To use subjective probabilities effectively in models we need indicators of the quality of the reported probability by each individual: lacking such indicators, estimations may show only a weak relationship between subjective probabilities and behavior when, for a relevant part of the population, there is a strong relationship.

Acknowledgments

Financial support from the National Institute on Aging via grant P01-AG026571 to the University of Michigan and grant P01-AG008291 to RAND is gratefully acknowledged.

Footnotes

1

It is not explained how ordinary individuals will somehow come to the same conclusion about future stock market returns.

2

See also Guiso, Jappelli & Terlizzese (1996) for an application of subjective probabilities based on the 1989 Bank of Italy Survey of Household Income and Wealth. The format for eliciting the subjective probabilities was very different from what is now the standard method, limiting cross-survey comparisons.

3

In wave 1 of HRS, subjective probabilities were elicited using an 11-point scale (zero to 10). Wave 2 and later waves used a 101-point scale (zero to 100). This latter format has become the standard format.

4

Individuals may have inaccurate survival expectations, yet still use them in making decisions. Indeed, that is one reason for asking about subjective probabilities. However, at the population level extreme values of subjective survival probabilities are not consistent with typical observed choices such as saving behavior.

5

In the case of the HRS physical scales are not used even in face-to-face interviews for longitudinal consistency of the measurement.

6

I have converted subjective survival, which was queried in 1992 on a scale of zero to 10, to a scale of zero to 100 by multiplying by 10.

7

Subjective survival to age 75 can be used to fit an individualized survival curve which can then be compared with actual survival to any age. But this kind of fitting requires a survival model such as Gompertz or Weibull as implemented in Perozek (2008) with the HRS 1992 data or one that combines life table survival, actual survival and subjective survival as in Gan, Hurd & McFadden (2005).

8

Heavy drinkers (5 or more) are a small fraction of the sample, just 1.4%. Smokers are about 27% of the sample.

9

See, however, Khwaja, Silverman & Sloan (2007) for the view that smokers accurately estimate their survival chances.

10

As with subjective survival, the scale in 1992 was an 11-point scale from zero to 10. In later waves the scale was a 101-point scale from zero to 100. When combining 1992 data with data from other waves, I multiply the 1992 values by 10.

11

There some ambiguity in the question: does it refer to work status on the 62nd birthday, anytime after the 62nd birthday, or at the end of the 62nd year.

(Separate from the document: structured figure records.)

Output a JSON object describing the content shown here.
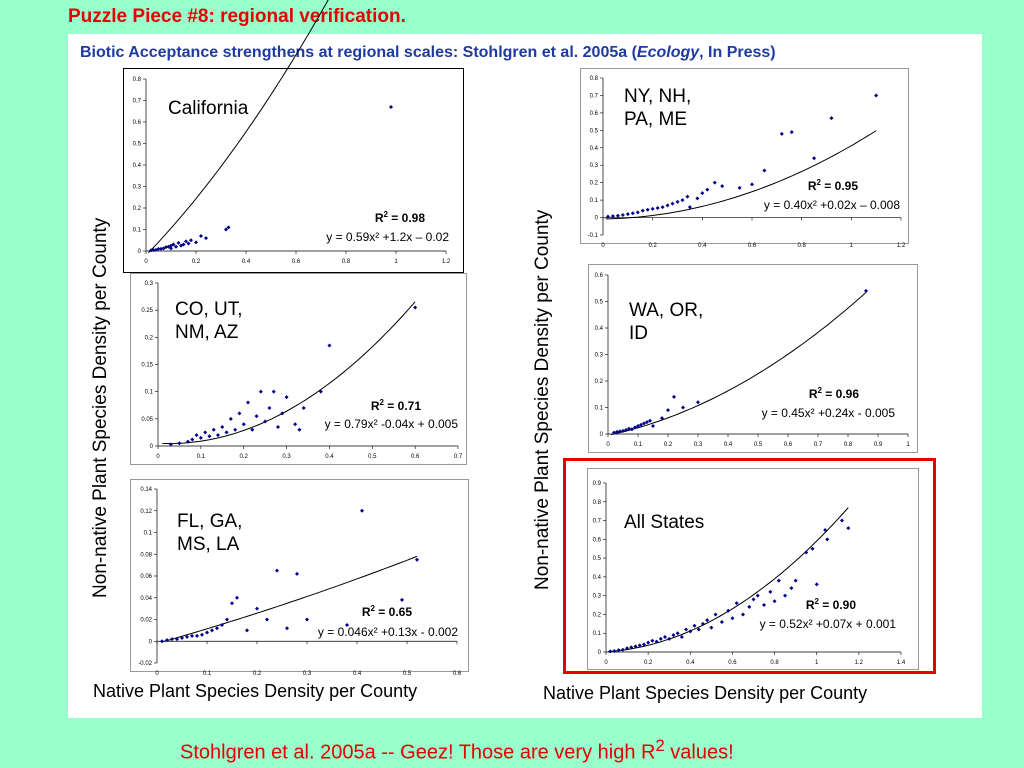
{
  "slide_title": "Puzzle Piece #8: regional verification.",
  "subtitle": {
    "prefix": "Biotic Acceptance strengthens at regional scales: Stohlgren et al. 2005a (",
    "journal": "Ecology",
    "suffix": ", In Press)"
  },
  "footer": {
    "prefix": "Stohlgren et al. 2005a -- Geez!  Those are very high R",
    "sup": "2",
    "suffix": " values!"
  },
  "axis_labels": {
    "y_left": "Non-native Plant Species Density per County",
    "y_right": "Non-native Plant Species Density per County",
    "x_left": "Native Plant Species Density per County",
    "x_right": "Native Plant Species Density per County"
  },
  "colors": {
    "title_red": "#e60000",
    "subtitle_blue": "#1f3aa0",
    "marker": "#00008b",
    "background": "#99ffcc",
    "highlight_border": "#e60000"
  },
  "chart_data": [
    {
      "type": "scatter",
      "region": "California",
      "r2_label": "R",
      "r2_value": " = 0.98",
      "equation": "y = 0.59x² +1.2x – 0.02",
      "fit": [
        0.59,
        1.2,
        -0.02
      ],
      "xlim": [
        0,
        1.2
      ],
      "ylim": [
        0,
        0.8
      ],
      "xticks": [
        "0",
        "0.2",
        "0.4",
        "0.6",
        "0.8",
        "1",
        "1.2"
      ],
      "yticks": [
        "0",
        "0.1",
        "0.2",
        "0.3",
        "0.4",
        "0.5",
        "0.6",
        "0.7",
        "0.8"
      ],
      "points": [
        [
          0.02,
          0.003
        ],
        [
          0.03,
          0.004
        ],
        [
          0.04,
          0.005
        ],
        [
          0.05,
          0.01
        ],
        [
          0.06,
          0.01
        ],
        [
          0.07,
          0.012
        ],
        [
          0.08,
          0.018
        ],
        [
          0.09,
          0.02
        ],
        [
          0.1,
          0.025
        ],
        [
          0.1,
          0.012
        ],
        [
          0.11,
          0.03
        ],
        [
          0.12,
          0.02
        ],
        [
          0.13,
          0.038
        ],
        [
          0.14,
          0.025
        ],
        [
          0.15,
          0.03
        ],
        [
          0.16,
          0.045
        ],
        [
          0.17,
          0.035
        ],
        [
          0.18,
          0.05
        ],
        [
          0.2,
          0.04
        ],
        [
          0.22,
          0.07
        ],
        [
          0.24,
          0.06
        ],
        [
          0.32,
          0.1
        ],
        [
          0.33,
          0.11
        ],
        [
          0.98,
          0.67
        ]
      ],
      "grid": false,
      "legend": "none"
    },
    {
      "type": "scatter",
      "region": "NY, NH,\nPA, ME",
      "r2_label": "R",
      "r2_value": " = 0.95",
      "equation": "y = 0.40x² +0.02x – 0.008",
      "fit": [
        0.4,
        0.02,
        -0.008
      ],
      "xlim": [
        0,
        1.2
      ],
      "ylim": [
        -0.1,
        0.8
      ],
      "xticks": [
        "0",
        "0.2",
        "0.4",
        "0.6",
        "0.8",
        "1",
        "1.2"
      ],
      "yticks": [
        "-0.1",
        "0",
        "0.1",
        "0.2",
        "0.3",
        "0.4",
        "0.5",
        "0.6",
        "0.7",
        "0.8"
      ],
      "points": [
        [
          0.02,
          0.005
        ],
        [
          0.04,
          0.008
        ],
        [
          0.06,
          0.01
        ],
        [
          0.08,
          0.015
        ],
        [
          0.1,
          0.02
        ],
        [
          0.12,
          0.025
        ],
        [
          0.14,
          0.03
        ],
        [
          0.16,
          0.04
        ],
        [
          0.18,
          0.045
        ],
        [
          0.2,
          0.05
        ],
        [
          0.22,
          0.055
        ],
        [
          0.24,
          0.06
        ],
        [
          0.26,
          0.07
        ],
        [
          0.28,
          0.08
        ],
        [
          0.3,
          0.09
        ],
        [
          0.32,
          0.1
        ],
        [
          0.34,
          0.12
        ],
        [
          0.35,
          0.06
        ],
        [
          0.38,
          0.11
        ],
        [
          0.4,
          0.14
        ],
        [
          0.42,
          0.16
        ],
        [
          0.45,
          0.2
        ],
        [
          0.48,
          0.18
        ],
        [
          0.55,
          0.17
        ],
        [
          0.6,
          0.19
        ],
        [
          0.65,
          0.27
        ],
        [
          0.72,
          0.48
        ],
        [
          0.76,
          0.49
        ],
        [
          0.85,
          0.34
        ],
        [
          0.92,
          0.57
        ],
        [
          1.1,
          0.7
        ]
      ],
      "grid": false,
      "legend": "none"
    },
    {
      "type": "scatter",
      "region": "CO, UT,\nNM, AZ",
      "r2_label": "R",
      "r2_value": " = 0.71",
      "equation": "y = 0.79x² -0.04x + 0.005",
      "fit": [
        0.79,
        -0.04,
        0.005
      ],
      "xlim": [
        0,
        0.7
      ],
      "ylim": [
        0,
        0.3
      ],
      "xticks": [
        "0",
        "0.1",
        "0.2",
        "0.3",
        "0.4",
        "0.5",
        "0.6",
        "0.7"
      ],
      "yticks": [
        "0",
        "0.05",
        "0.1",
        "0.15",
        "0.2",
        "0.25",
        "0.3"
      ],
      "points": [
        [
          0.03,
          0.003
        ],
        [
          0.05,
          0.005
        ],
        [
          0.07,
          0.008
        ],
        [
          0.08,
          0.012
        ],
        [
          0.09,
          0.02
        ],
        [
          0.1,
          0.015
        ],
        [
          0.11,
          0.025
        ],
        [
          0.12,
          0.018
        ],
        [
          0.13,
          0.03
        ],
        [
          0.14,
          0.02
        ],
        [
          0.15,
          0.035
        ],
        [
          0.16,
          0.025
        ],
        [
          0.17,
          0.05
        ],
        [
          0.18,
          0.03
        ],
        [
          0.19,
          0.06
        ],
        [
          0.2,
          0.04
        ],
        [
          0.21,
          0.08
        ],
        [
          0.22,
          0.03
        ],
        [
          0.23,
          0.055
        ],
        [
          0.24,
          0.1
        ],
        [
          0.25,
          0.045
        ],
        [
          0.26,
          0.07
        ],
        [
          0.27,
          0.1
        ],
        [
          0.28,
          0.035
        ],
        [
          0.29,
          0.06
        ],
        [
          0.3,
          0.09
        ],
        [
          0.32,
          0.04
        ],
        [
          0.33,
          0.03
        ],
        [
          0.34,
          0.07
        ],
        [
          0.38,
          0.1
        ],
        [
          0.4,
          0.185
        ],
        [
          0.6,
          0.255
        ]
      ],
      "grid": false,
      "legend": "none"
    },
    {
      "type": "scatter",
      "region": "WA, OR,\nID",
      "r2_label": "R",
      "r2_value": " = 0.96",
      "equation": "y = 0.45x² +0.24x - 0.005",
      "fit": [
        0.45,
        0.24,
        -0.005
      ],
      "xlim": [
        0,
        1
      ],
      "ylim": [
        0,
        0.6
      ],
      "xticks": [
        "0",
        "0.1",
        "0.2",
        "0.3",
        "0.4",
        "0.5",
        "0.6",
        "0.7",
        "0.8",
        "0.9",
        "1"
      ],
      "yticks": [
        "0",
        "0.1",
        "0.2",
        "0.3",
        "0.4",
        "0.5",
        "0.6"
      ],
      "points": [
        [
          0.02,
          0.005
        ],
        [
          0.03,
          0.008
        ],
        [
          0.04,
          0.01
        ],
        [
          0.05,
          0.012
        ],
        [
          0.06,
          0.015
        ],
        [
          0.07,
          0.02
        ],
        [
          0.08,
          0.018
        ],
        [
          0.09,
          0.025
        ],
        [
          0.1,
          0.03
        ],
        [
          0.11,
          0.035
        ],
        [
          0.12,
          0.04
        ],
        [
          0.13,
          0.045
        ],
        [
          0.14,
          0.05
        ],
        [
          0.15,
          0.03
        ],
        [
          0.18,
          0.06
        ],
        [
          0.2,
          0.09
        ],
        [
          0.22,
          0.14
        ],
        [
          0.25,
          0.1
        ],
        [
          0.3,
          0.12
        ],
        [
          0.86,
          0.54
        ]
      ],
      "grid": false,
      "legend": "none"
    },
    {
      "type": "scatter",
      "region": "FL, GA,\nMS, LA",
      "r2_label": "R",
      "r2_value": " = 0.65",
      "equation": "y = 0.046x² +0.13x - 0.002",
      "fit": [
        0.046,
        0.13,
        -0.002
      ],
      "xlim": [
        0,
        0.6
      ],
      "ylim": [
        -0.02,
        0.14
      ],
      "xticks": [
        "0",
        "0.1",
        "0.2",
        "0.3",
        "0.4",
        "0.5",
        "0.6"
      ],
      "yticks": [
        "-0.02",
        "0",
        "0.02",
        "0.04",
        "0.06",
        "0.08",
        "0.1",
        "0.12",
        "0.14"
      ],
      "points": [
        [
          0.01,
          0.0
        ],
        [
          0.02,
          0.001
        ],
        [
          0.03,
          0.002
        ],
        [
          0.04,
          0.002
        ],
        [
          0.05,
          0.003
        ],
        [
          0.06,
          0.004
        ],
        [
          0.07,
          0.005
        ],
        [
          0.08,
          0.005
        ],
        [
          0.09,
          0.006
        ],
        [
          0.1,
          0.008
        ],
        [
          0.11,
          0.01
        ],
        [
          0.12,
          0.012
        ],
        [
          0.13,
          0.015
        ],
        [
          0.14,
          0.02
        ],
        [
          0.15,
          0.035
        ],
        [
          0.16,
          0.04
        ],
        [
          0.18,
          0.01
        ],
        [
          0.2,
          0.03
        ],
        [
          0.22,
          0.02
        ],
        [
          0.24,
          0.065
        ],
        [
          0.26,
          0.012
        ],
        [
          0.28,
          0.062
        ],
        [
          0.3,
          0.02
        ],
        [
          0.38,
          0.015
        ],
        [
          0.41,
          0.12
        ],
        [
          0.49,
          0.038
        ],
        [
          0.52,
          0.075
        ]
      ],
      "grid": false,
      "legend": "none"
    },
    {
      "type": "scatter",
      "region": "All States",
      "r2_label": "R",
      "r2_value": " = 0.90",
      "equation": "y = 0.52x² +0.07x + 0.001",
      "fit": [
        0.52,
        0.07,
        0.001
      ],
      "xlim": [
        0,
        1.4
      ],
      "ylim": [
        0,
        0.9
      ],
      "xticks": [
        "0",
        "0.2",
        "0.4",
        "0.6",
        "0.8",
        "1",
        "1.2",
        "1.4"
      ],
      "yticks": [
        "0",
        "0.1",
        "0.2",
        "0.3",
        "0.4",
        "0.5",
        "0.6",
        "0.7",
        "0.8",
        "0.9"
      ],
      "points": [
        [
          0.02,
          0.003
        ],
        [
          0.04,
          0.005
        ],
        [
          0.06,
          0.01
        ],
        [
          0.08,
          0.012
        ],
        [
          0.1,
          0.02
        ],
        [
          0.12,
          0.025
        ],
        [
          0.14,
          0.03
        ],
        [
          0.16,
          0.035
        ],
        [
          0.18,
          0.04
        ],
        [
          0.2,
          0.05
        ],
        [
          0.22,
          0.06
        ],
        [
          0.24,
          0.055
        ],
        [
          0.26,
          0.07
        ],
        [
          0.28,
          0.08
        ],
        [
          0.3,
          0.07
        ],
        [
          0.32,
          0.09
        ],
        [
          0.34,
          0.1
        ],
        [
          0.36,
          0.08
        ],
        [
          0.38,
          0.12
        ],
        [
          0.4,
          0.11
        ],
        [
          0.42,
          0.14
        ],
        [
          0.44,
          0.12
        ],
        [
          0.46,
          0.15
        ],
        [
          0.48,
          0.17
        ],
        [
          0.5,
          0.13
        ],
        [
          0.52,
          0.2
        ],
        [
          0.55,
          0.16
        ],
        [
          0.58,
          0.22
        ],
        [
          0.6,
          0.18
        ],
        [
          0.62,
          0.26
        ],
        [
          0.65,
          0.2
        ],
        [
          0.68,
          0.24
        ],
        [
          0.7,
          0.28
        ],
        [
          0.72,
          0.3
        ],
        [
          0.75,
          0.25
        ],
        [
          0.78,
          0.32
        ],
        [
          0.8,
          0.27
        ],
        [
          0.82,
          0.38
        ],
        [
          0.85,
          0.3
        ],
        [
          0.88,
          0.34
        ],
        [
          0.9,
          0.38
        ],
        [
          0.95,
          0.53
        ],
        [
          0.98,
          0.55
        ],
        [
          1.0,
          0.36
        ],
        [
          1.04,
          0.65
        ],
        [
          1.05,
          0.6
        ],
        [
          1.12,
          0.7
        ],
        [
          1.15,
          0.66
        ]
      ],
      "grid": false,
      "legend": "none"
    }
  ]
}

I will present data showing work status as of the first HRS interview when the respondent is 62 or 63. As reference to Hurd, Reti & Rohwedder (forthcoming) shows the results are not materially different when a more strict control for age is imposed.

12

A complication, which is ignored in this discussion, is when the probability approaches zero or one in which case the assumption of a linear model is not appropriate.

13

See Dominitz & Manski (1997) for an application to expected earnings.

14

The follow-up question about a gain of 10% or more was not asked in 2004.

15

The results in this section are from Hurd, Manski & Willis, 2007.

16

“…no one can know these things” in Question 2 could refer to the actual mortality outcome or to the probability.

17

Whether someone follows the stock market is elicited by the question, “How closely do you follow the stock market: very closely, somewhat, or not at all?” Stock ownership is direct stock ownership and excludes ownership through employer-sponsored pension plans such as 401(k)s.

18

In the HRS stock ownership is a household level variable, and in the case of a couple is reported by the “financial respondent.” Thus a nonfinancial respondent could be classified as a stock owner, yet have little or no knowledge of the stock market.

19

By usable I mean that the respondent reported a value and, if that value was 50%, the respondent reported the chances of a gain were about the same as the chances of a loss.

20

This pattern is similar in the SHARE data, especially for females. See Figure 3b, p.336 in Börsch-Supan et al. (2005).